BIMcollab Twin | Digital twin as a live real estate file
Complete digital property files with (static) information about buildings are nothing new. But an increasing number of systems can now also process dynamic sensor information of a building in property files and visualize this in models. This contributes enormously to the controllability of the indoor climate of buildings, partly thanks to signaling and control of installations. And how great would it be if a building could be ‘self-managing’? Developments in the field of Artificial Intelligence and digital twins are coming.
A digital twin is the digital version of a real building. Because more and more buildings are equipped with sensors that send data to a digital twin, property owners can get a lot of real-time information about the building from that digital twin. Information about the living environment in rooms or about objects in a building. Think of the number of hours a certain lamp has been burning or the amount of fresh air that flows through ventilation ducts in certain rooms. But how are you going to process all that information and connect it with static information from your designs, models and processes? How will you secure and store this information?
Sensors for signaling living environment
Let’s look at ventilation systems. These are getting media attention in relation to the ventilation of offices and schools. In new construction projects, a fully automatic ventilation system is built-in in the design, but in 90 percent of existing buildings, a reference value is the basis for this design, for example for controlling the ventilation systems. This is because most buildings have a heating and climate system that is designed and set according to reference values as stated in the Schedule of Requirements. The system therefore does not work from factual measured values like CO2 and temperature, but from static determined values. As a result, in undesirable circumstances, intervention is often (too) late and sometimes provides too much or too little ventilation. After all, the system is not properly tuned to the required temperature and ventilation. This also leads to unnecessary energy consumption.
Doing nothing is not an option
Purchasing a new climate system for a new construction or replacing an outdated system during renovation is expensive and, moreover, a renovation has a significant impact on an organization. Signaling systems are relatively inexpensive these days and the signaling options are increasing thanks to smart innovations. You can already provide insights into whether the CO2 content is too high or will be too high in the near future and whether action is required. In the example of ventilation, a system can automatically control whether the heating should be turned up or down.

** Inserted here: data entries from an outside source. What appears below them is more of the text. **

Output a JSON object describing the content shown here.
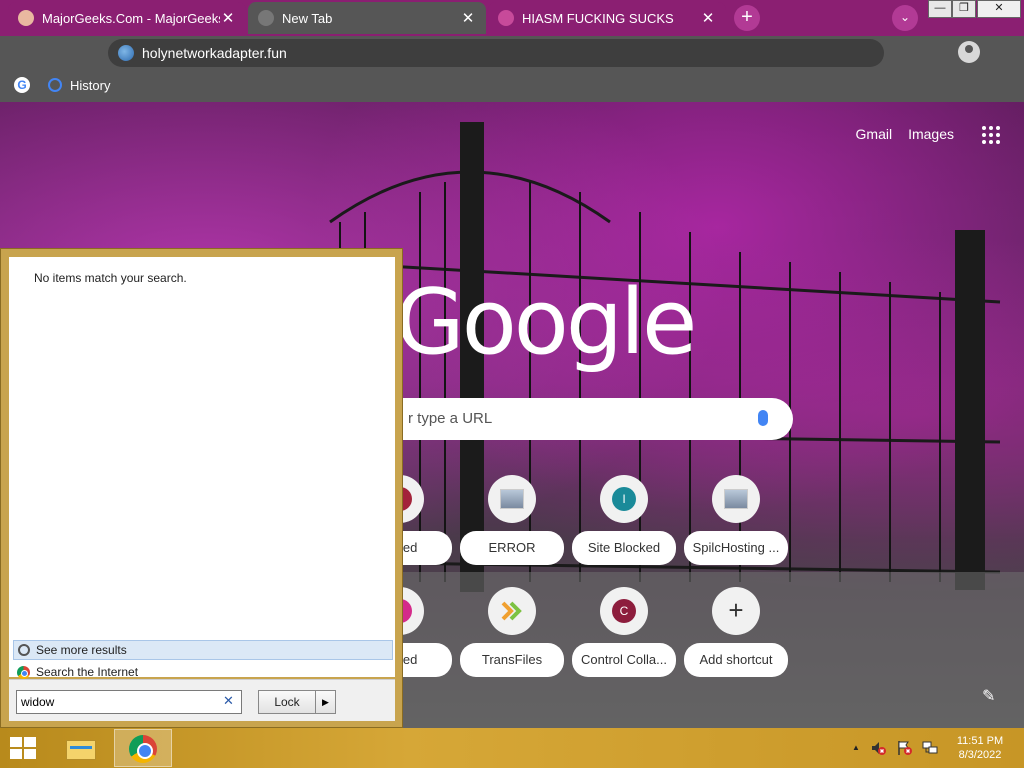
{
  "browser": {
    "tabs": [
      {
        "title": "MajorGeeks.Com - MajorGeeks"
      },
      {
        "title": "New Tab"
      },
      {
        "title": "HIASM FUCKING SUCKS"
      }
    ],
    "new_tab_symbol": "+",
    "tab_search_symbol": "⌄",
    "close_symbol": "✕",
    "url": "holynetworkadapter.fun",
    "bookmarks": [
      {
        "label": "History"
      }
    ],
    "window_controls": {
      "minimize": "—",
      "maximize": "❐",
      "close": "✕"
    }
  },
  "ntp": {
    "links": {
      "gmail": "Gmail",
      "images": "Images"
    },
    "logo": "Google",
    "search_placeholder": "r type a URL",
    "shortcuts": [
      {
        "label": "ocked",
        "initial": "",
        "color": "#a3233a"
      },
      {
        "label": "ERROR",
        "initial": "",
        "color": ""
      },
      {
        "label": "Site Blocked",
        "initial": "I",
        "color": "#1a8a99"
      },
      {
        "label": "SpilcHosting ...",
        "initial": "",
        "color": ""
      },
      {
        "label": "ocked",
        "initial": "",
        "color": "#d42b8a"
      },
      {
        "label": "TransFiles",
        "initial": "",
        "color": ""
      },
      {
        "label": "Control Colla...",
        "initial": "C",
        "color": "#8d1d3d"
      },
      {
        "label": "Add shortcut",
        "initial": "+",
        "color": ""
      }
    ],
    "edit_symbol": "✎"
  },
  "start_search": {
    "no_items": "No items match your search.",
    "see_more": "See more results",
    "search_internet": "Search the Internet",
    "query": "widow",
    "clear_symbol": "✕",
    "lock_label": "Lock",
    "arrow_symbol": "▶"
  },
  "taskbar": {
    "time": "11:51 PM",
    "date": "8/3/2022",
    "tray_up_symbol": "▲"
  }
}
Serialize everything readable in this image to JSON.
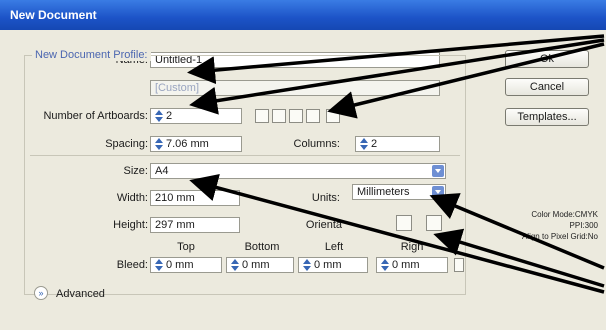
{
  "window": {
    "title": "New Document"
  },
  "form": {
    "name": {
      "label": "Name:",
      "value": "Untitled-1"
    },
    "profile": {
      "group_label": "New Document Profile:",
      "value": "[Custom]"
    },
    "artboards": {
      "label": "Number of Artboards:",
      "value": "2"
    },
    "spacing": {
      "label": "Spacing:",
      "value": "7.06 mm"
    },
    "columns": {
      "label": "Columns:",
      "value": "2"
    },
    "size": {
      "label": "Size:",
      "value": "A4"
    },
    "width": {
      "label": "Width:",
      "value": "210 mm"
    },
    "height": {
      "label": "Height:",
      "value": "297 mm"
    },
    "units": {
      "label": "Units:",
      "value": "Millimeters"
    },
    "orientation": {
      "label": "Orienta"
    },
    "bleed": {
      "label": "Bleed:",
      "headers": [
        "Top",
        "Bottom",
        "Left",
        "Righ"
      ],
      "values": [
        "0 mm",
        "0 mm",
        "0 mm",
        "0 mm"
      ]
    },
    "advanced": {
      "label": "Advanced"
    }
  },
  "buttons": {
    "ok": "Ok",
    "cancel": "Cancel",
    "templates": "Templates..."
  },
  "info": {
    "color_mode": "Color Mode:CMYK",
    "ppi": "PPI:300",
    "align": "Align to Pixel Grid:No"
  },
  "colors": {
    "title_bar": "#1c53c7",
    "dialog_bg": "#eceade",
    "accent": "#3867b5"
  }
}
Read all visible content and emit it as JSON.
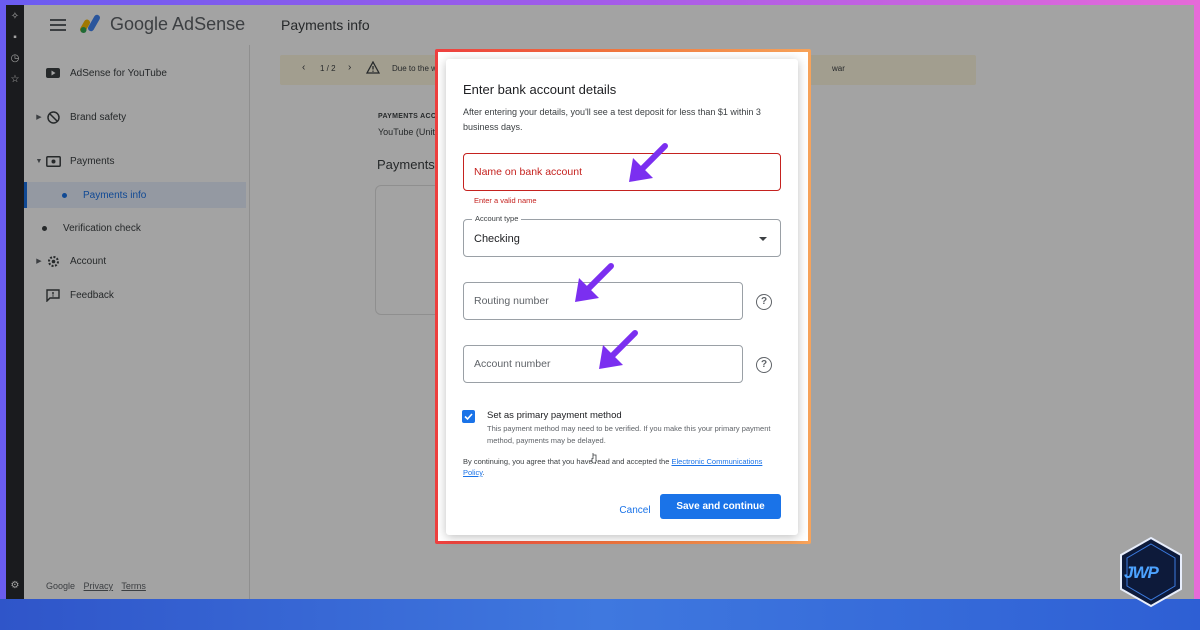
{
  "app": {
    "logo_text": "Google AdSense",
    "page_title": "Payments info"
  },
  "sidebar": {
    "items": [
      {
        "label": "AdSense for YouTube",
        "icon": "youtube-icon"
      },
      {
        "label": "Brand safety",
        "icon": "block-icon"
      },
      {
        "label": "Payments",
        "icon": "payments-icon"
      },
      {
        "label": "Payments info",
        "icon": "dot-icon",
        "active": true
      },
      {
        "label": "Verification check",
        "icon": "dot-icon"
      },
      {
        "label": "Account",
        "icon": "gear-icon"
      },
      {
        "label": "Feedback",
        "icon": "feedback-icon"
      }
    ],
    "footer": {
      "google": "Google",
      "privacy": "Privacy",
      "terms": "Terms"
    }
  },
  "main": {
    "banner": {
      "pager": "1 / 2",
      "text_start": "Due to the w",
      "text_end": "war"
    },
    "payments_account_label": "PAYMENTS ACCO",
    "payments_account_sub": "YouTube (Unit",
    "payments_heading": "Payments"
  },
  "dialog": {
    "title": "Enter bank account details",
    "description": "After entering your details, you'll see a test deposit for less than $1 within 3 business days.",
    "name_field": {
      "placeholder": "Name on bank account",
      "error": "Enter a valid name"
    },
    "account_type": {
      "label": "Account type",
      "value": "Checking"
    },
    "routing_field": {
      "placeholder": "Routing number"
    },
    "account_field": {
      "placeholder": "Account number"
    },
    "primary_checkbox": {
      "checked": true,
      "label": "Set as primary payment method",
      "description": "This payment method may need to be verified. If you make this your primary payment method, payments may be delayed."
    },
    "terms_prefix": "By continuing, you agree that you have read and accepted the",
    "terms_link": "Electronic Communications Policy",
    "terms_suffix": ".",
    "cancel_label": "Cancel",
    "save_label": "Save and continue"
  },
  "colors": {
    "accent": "#1a73e8",
    "error": "#c5221f",
    "annotation_arrow": "#7b2ff0",
    "highlight_border_start": "#ee3f3f",
    "highlight_border_end": "#f7a35a"
  },
  "watermark": {
    "text": "JWP"
  }
}
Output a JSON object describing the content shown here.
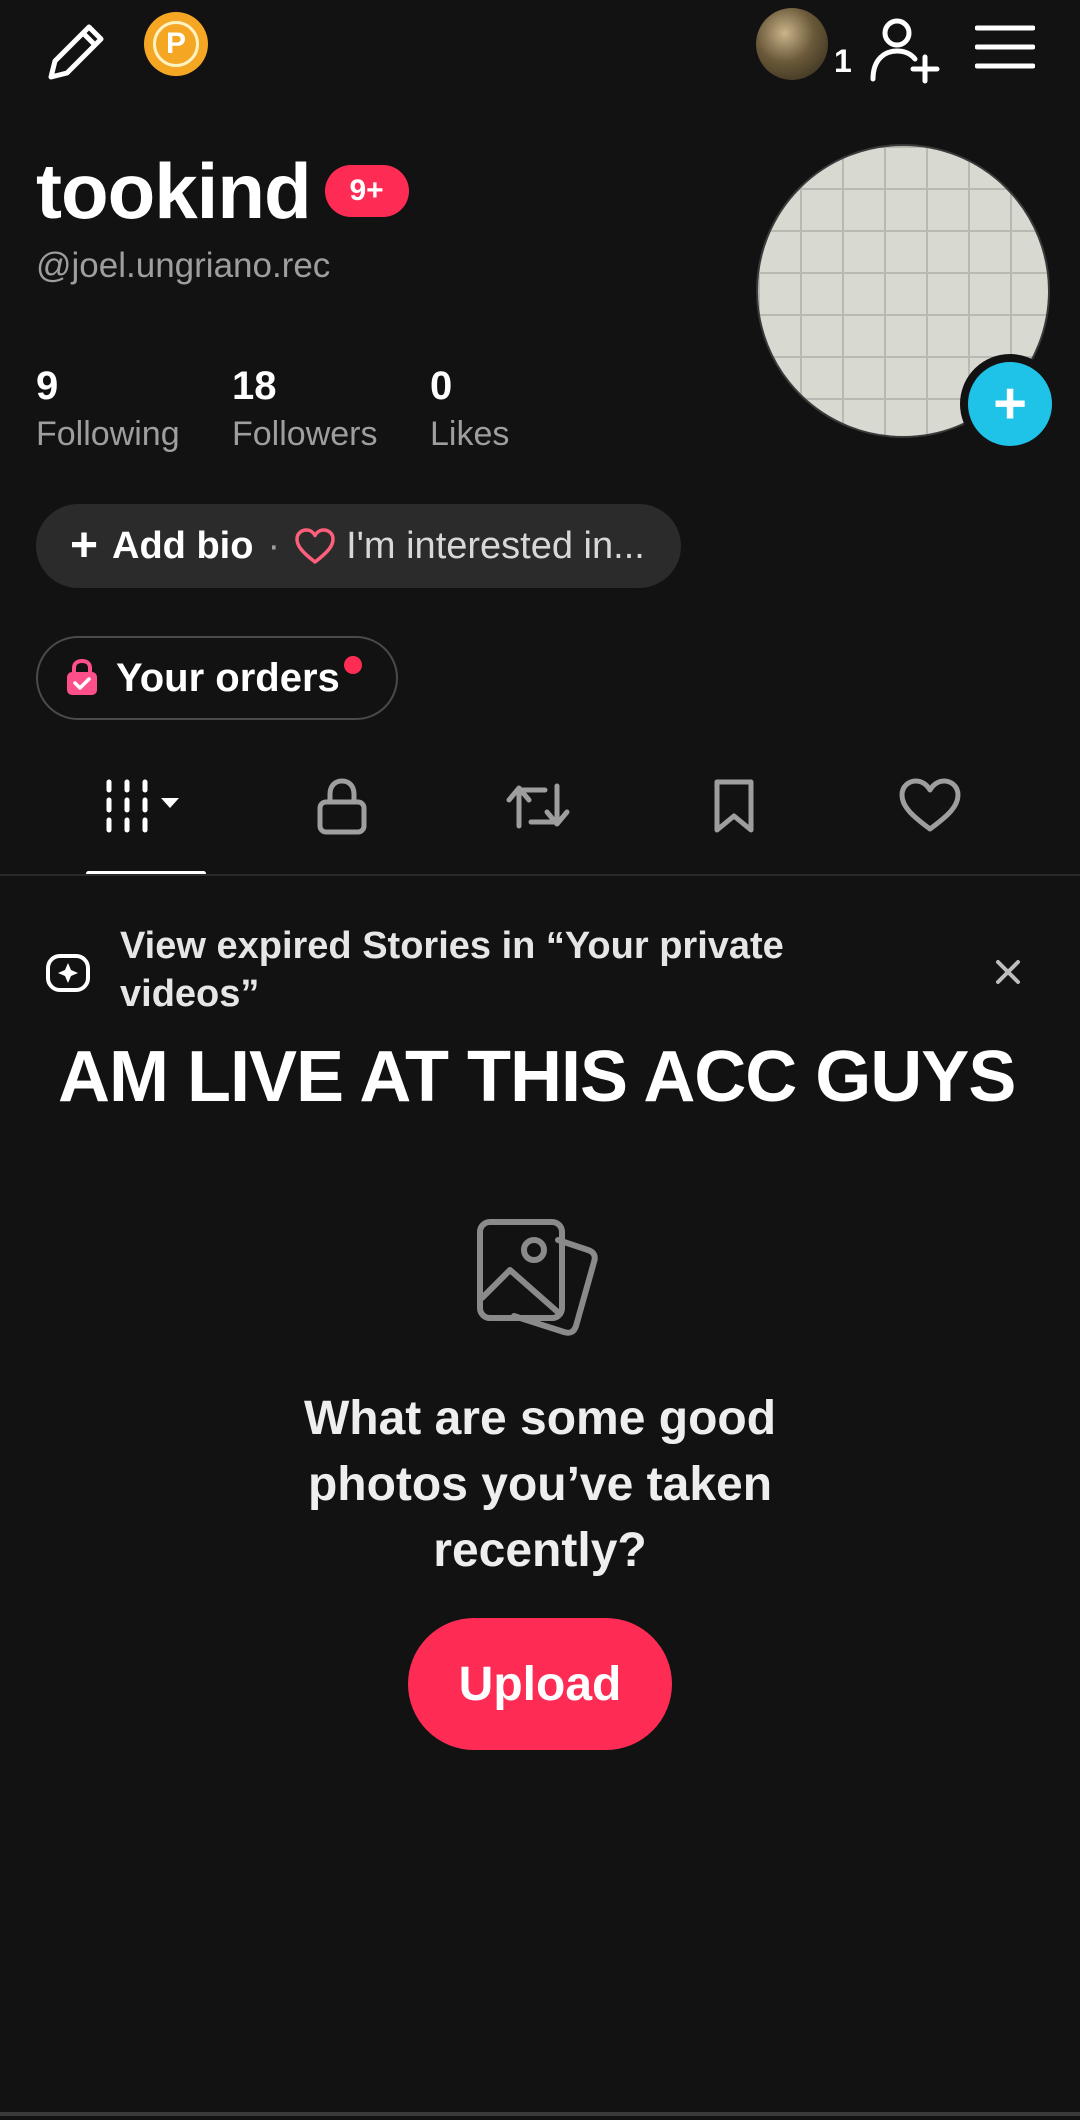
{
  "top_bar": {
    "points_label": "P",
    "mini_avatar_count": "1",
    "icons": [
      "edit-pencil-icon",
      "points-coin-icon",
      "add-friend-icon",
      "menu-icon"
    ]
  },
  "profile": {
    "display_name": "tookind",
    "notification_badge": "9+",
    "handle": "@joel.ungriano.rec",
    "stats": [
      {
        "value": "9",
        "label": "Following"
      },
      {
        "value": "18",
        "label": "Followers"
      },
      {
        "value": "0",
        "label": "Likes"
      }
    ],
    "add_bio_label": "Add bio",
    "bio_separator": "·",
    "interests_label": "I'm interested in...",
    "orders_label": "Your orders"
  },
  "tabs": [
    {
      "name": "videos-grid",
      "icon": "grid-icon",
      "active": true
    },
    {
      "name": "private",
      "icon": "lock-icon",
      "active": false
    },
    {
      "name": "reposts",
      "icon": "repost-icon",
      "active": false
    },
    {
      "name": "favorites",
      "icon": "bookmark-icon",
      "active": false
    },
    {
      "name": "liked",
      "icon": "heart-icon",
      "active": false
    }
  ],
  "story_banner": {
    "text_line1": "View expired Stories in “Your private",
    "text_line2": "videos”"
  },
  "overlay_caption": "AM LIVE AT THIS ACC GUYS",
  "empty_state": {
    "line1": "What are some good",
    "line2": "photos you’ve taken",
    "line3": "recently?",
    "upload_label": "Upload"
  },
  "colors": {
    "background": "#121212",
    "accent_red": "#fe2c55",
    "accent_cyan": "#20c3e8",
    "points_gold": "#f5a623"
  }
}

What’s next? Predictive Digital Twin!
The innovation of digital twins is fast. In the near future you will not only be able to signal, but installation systems of buildings can also be controlled automatically from countless sensors. They thus contribute to an optimal indoor climate. Developments are even moving towards the Predictive Digital Twin in which sensors not only control, but even predict the smartest moment to start the heating (bad weather is coming), service the air treatment (there have already been x number of hours at maximum treated air and the filters x must be replaced within y days). Or; it is necessary to replace the lighting in rooms x, y and z on floors 1, 5 and 7, because the maximum number of burning hours will be reached in 10 days. The system can also automatically send a work order to a technician, who can carry out his job and report when he is finished. The system will then be updated and the property owner can count on the new parameters from that moment on.
Now you may think: yeah right, this is all in the future. To a certain extent. There are already Proofs of Concept in various buildings like The Edge in Amsterdam. Smart building solutions are ideal for property managers who place a high priority on sustainability. Don’t forget how close the future is.